The second question can only be answered in case the address is matched with a building ID out of an open data source. In the case of the previous example, a match means we have to find a building ID of the open data source for Flanders, which is the “Grootschalig Referentie Bestand” or GRB:
- Nieuwpoortsesteenweg 410 8400 Oostende → grb gbgoidn 928443
On the image below, you can see this matching in greater detail with a screenshot of the application geopunt of Informatie Vlaanderen. Thanks to this match, we know the contour of this building in the form of a polygon.
Out of this polygon we create lots of features. Not only the area of the polygon is important, but features like “is the polygon touching other polygons” or “what is the distance to the closest street”? And as these features are important in a risk-analysis as in the second question, we do not want to mix up the polygon of one house with the polygon of it’s neighbour. So in this case, we rather match less addresses, but for each address we match, we are 100% sure that we are matching it with the right building ID.

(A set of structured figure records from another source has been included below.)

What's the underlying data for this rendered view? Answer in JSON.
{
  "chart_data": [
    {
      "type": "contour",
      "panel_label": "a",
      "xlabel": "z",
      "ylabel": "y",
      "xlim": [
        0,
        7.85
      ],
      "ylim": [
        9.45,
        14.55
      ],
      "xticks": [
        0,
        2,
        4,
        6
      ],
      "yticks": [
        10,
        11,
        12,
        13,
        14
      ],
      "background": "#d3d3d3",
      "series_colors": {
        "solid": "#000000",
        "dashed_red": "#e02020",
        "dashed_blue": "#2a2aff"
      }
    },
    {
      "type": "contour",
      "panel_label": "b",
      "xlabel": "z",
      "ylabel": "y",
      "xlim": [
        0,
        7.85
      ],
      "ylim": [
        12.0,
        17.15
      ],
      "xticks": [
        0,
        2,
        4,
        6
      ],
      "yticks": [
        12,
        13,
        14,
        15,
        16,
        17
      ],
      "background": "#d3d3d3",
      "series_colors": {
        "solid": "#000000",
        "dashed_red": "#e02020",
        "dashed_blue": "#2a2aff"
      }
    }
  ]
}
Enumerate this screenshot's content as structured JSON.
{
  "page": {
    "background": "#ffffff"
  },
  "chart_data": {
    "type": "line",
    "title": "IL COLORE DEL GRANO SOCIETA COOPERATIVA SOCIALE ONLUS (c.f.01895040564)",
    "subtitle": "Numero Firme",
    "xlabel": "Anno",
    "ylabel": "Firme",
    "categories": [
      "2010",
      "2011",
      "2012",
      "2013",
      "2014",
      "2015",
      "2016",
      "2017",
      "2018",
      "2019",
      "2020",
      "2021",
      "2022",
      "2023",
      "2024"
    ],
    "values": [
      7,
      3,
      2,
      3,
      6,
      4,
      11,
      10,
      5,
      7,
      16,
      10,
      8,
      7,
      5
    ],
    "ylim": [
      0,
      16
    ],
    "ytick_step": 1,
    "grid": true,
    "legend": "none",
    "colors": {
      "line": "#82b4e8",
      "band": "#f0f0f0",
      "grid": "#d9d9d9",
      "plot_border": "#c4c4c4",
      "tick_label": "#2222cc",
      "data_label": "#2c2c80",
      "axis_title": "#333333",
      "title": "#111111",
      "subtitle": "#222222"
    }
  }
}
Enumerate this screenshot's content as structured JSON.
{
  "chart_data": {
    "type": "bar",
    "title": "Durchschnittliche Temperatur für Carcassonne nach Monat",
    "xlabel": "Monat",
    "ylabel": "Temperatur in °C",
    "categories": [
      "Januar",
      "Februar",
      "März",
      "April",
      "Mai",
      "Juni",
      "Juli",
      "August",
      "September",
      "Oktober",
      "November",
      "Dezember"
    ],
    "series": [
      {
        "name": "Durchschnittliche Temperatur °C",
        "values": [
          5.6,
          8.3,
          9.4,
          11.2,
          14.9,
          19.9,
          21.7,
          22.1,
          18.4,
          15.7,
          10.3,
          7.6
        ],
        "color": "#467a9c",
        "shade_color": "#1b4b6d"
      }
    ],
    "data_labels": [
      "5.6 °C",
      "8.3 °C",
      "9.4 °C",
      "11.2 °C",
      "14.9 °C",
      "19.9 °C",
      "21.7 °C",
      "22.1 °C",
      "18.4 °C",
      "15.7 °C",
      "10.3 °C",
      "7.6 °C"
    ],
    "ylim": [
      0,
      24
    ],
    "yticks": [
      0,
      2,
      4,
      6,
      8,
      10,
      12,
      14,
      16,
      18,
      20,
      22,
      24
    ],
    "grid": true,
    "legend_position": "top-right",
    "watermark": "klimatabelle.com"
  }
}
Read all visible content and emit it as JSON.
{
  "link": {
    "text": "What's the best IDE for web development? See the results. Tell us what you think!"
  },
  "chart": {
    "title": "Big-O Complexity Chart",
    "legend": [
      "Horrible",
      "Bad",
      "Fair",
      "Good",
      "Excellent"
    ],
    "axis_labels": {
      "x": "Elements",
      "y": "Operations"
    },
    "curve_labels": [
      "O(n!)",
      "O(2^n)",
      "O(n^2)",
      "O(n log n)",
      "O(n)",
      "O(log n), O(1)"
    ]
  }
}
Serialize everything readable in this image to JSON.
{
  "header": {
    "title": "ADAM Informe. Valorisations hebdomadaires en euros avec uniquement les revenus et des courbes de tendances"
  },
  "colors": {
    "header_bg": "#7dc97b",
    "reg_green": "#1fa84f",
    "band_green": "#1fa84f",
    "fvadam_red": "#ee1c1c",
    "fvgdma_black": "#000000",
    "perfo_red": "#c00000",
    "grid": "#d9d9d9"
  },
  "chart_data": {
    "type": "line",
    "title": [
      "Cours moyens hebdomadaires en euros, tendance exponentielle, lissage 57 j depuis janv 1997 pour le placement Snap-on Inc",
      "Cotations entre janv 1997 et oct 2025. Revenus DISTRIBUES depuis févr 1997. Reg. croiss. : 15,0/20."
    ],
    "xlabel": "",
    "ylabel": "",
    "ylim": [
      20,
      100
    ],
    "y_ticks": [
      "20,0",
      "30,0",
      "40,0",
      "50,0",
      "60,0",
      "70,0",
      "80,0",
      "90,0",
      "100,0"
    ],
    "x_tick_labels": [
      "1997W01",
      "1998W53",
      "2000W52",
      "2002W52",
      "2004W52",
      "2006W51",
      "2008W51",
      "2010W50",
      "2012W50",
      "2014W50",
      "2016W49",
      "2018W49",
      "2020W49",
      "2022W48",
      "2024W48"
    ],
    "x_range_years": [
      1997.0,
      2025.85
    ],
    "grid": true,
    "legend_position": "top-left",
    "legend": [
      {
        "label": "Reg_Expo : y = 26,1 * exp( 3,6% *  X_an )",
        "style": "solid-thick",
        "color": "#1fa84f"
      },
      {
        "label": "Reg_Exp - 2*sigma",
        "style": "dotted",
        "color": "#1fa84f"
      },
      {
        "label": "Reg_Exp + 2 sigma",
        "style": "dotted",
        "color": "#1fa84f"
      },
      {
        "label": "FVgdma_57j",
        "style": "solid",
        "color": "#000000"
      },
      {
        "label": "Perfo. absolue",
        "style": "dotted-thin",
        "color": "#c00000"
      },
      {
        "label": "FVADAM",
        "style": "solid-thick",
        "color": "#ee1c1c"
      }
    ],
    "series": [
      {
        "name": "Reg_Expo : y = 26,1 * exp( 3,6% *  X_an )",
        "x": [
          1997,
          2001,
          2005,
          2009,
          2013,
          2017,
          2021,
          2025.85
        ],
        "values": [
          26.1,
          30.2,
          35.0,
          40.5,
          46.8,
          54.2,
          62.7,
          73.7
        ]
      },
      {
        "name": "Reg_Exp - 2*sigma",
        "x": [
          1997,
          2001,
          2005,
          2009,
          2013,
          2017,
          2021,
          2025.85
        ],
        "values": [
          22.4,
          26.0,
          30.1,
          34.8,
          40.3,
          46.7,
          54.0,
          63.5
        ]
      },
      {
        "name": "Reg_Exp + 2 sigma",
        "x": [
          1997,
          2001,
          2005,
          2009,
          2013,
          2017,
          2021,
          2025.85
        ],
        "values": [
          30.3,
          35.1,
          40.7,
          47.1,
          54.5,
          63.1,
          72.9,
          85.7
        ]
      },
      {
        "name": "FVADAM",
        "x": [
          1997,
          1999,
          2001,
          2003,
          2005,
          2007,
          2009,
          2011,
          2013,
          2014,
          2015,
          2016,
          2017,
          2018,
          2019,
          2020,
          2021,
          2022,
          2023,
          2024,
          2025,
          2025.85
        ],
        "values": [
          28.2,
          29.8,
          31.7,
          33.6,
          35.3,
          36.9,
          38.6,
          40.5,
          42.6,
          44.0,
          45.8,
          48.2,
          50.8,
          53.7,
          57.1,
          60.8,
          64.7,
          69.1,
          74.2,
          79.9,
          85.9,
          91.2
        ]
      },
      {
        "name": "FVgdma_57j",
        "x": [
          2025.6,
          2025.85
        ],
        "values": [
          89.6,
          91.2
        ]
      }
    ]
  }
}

The following information is an address we were not able to match:
- Streetname: Jules De Troozlaan
- Housenumber: 50/52
- Postalcode: 8370
- Municipality: Blankenberge
It is not difficult to imagine where this customer lives. It doesn’t look like the street name or municipality contain typos. But what do we do with the house number? Is there really a house with house number “50/52”? Or did the client insure two houses? A quick search in Google maps already illustrates this problem. Besides the fact that Google doesn’t know the name of the street, Google did not find a house with the exact house number 50/52. As Google absolutely wants to return a result, Google just approximated it by taking number 52. For 99% of the Google maps users, this is sufficient information.
What about the open data? The street name is not known in that source either, but rather the abbreviation ‘J. De Troozlaan’. Our matching algorithm will deal with this problem. But it seams there is only one building polygon for all the addresses between number 46 and number 54. Assuming that the house numbers on that side of the street are even, this polygon contains the addresses with house numbers 48, 50 and 52. If we click on the polygon, Geopunt tells us that the closest address is number 52.
All this makes little sense. Even if we would match the address with that large polygon, how do we know which fraction of the polygon corresponds to number “50/52”? Is “50/52” one house or actually two houses? Given these impossible to answer questions, we better not assume this polygon corresponds to that address, it will lead to mistakes in the risk analysis. Although we can easily geolocate it, we have to accept that his address brings too many uncertainties and we therefore do not match it.
And a quick look to Google Streetview reveals that we can be happy we did not match it. There are clearly two different addresses, 50 and 52. On top of that, each of those addresses consists of many different apartments. Number 48, 50 and 52 all seem to be constructed at the same time, by the same architect, construction firm and project developer.
For most insurers it remains challenging to differentiate between a situation where the address 50/52 actually exists and a scenario in which the customer decided to insure 2 different buildings located on respectively number 50 and 52. (And we don’t have time to go manually over thousands of addresses). We consider this as a serious data quality issue. Cleaning up these addresses after the fire insurance is sold is hard work. It is a lot easier to be sure of an address match on the moment of intake. Therefore we always advise our clients - where possible - to work with an dropdown address list based on open data which is provided and maintained by the corresponding regional authorities. That way the client purchasing the fire insurances, manually confirms the right address.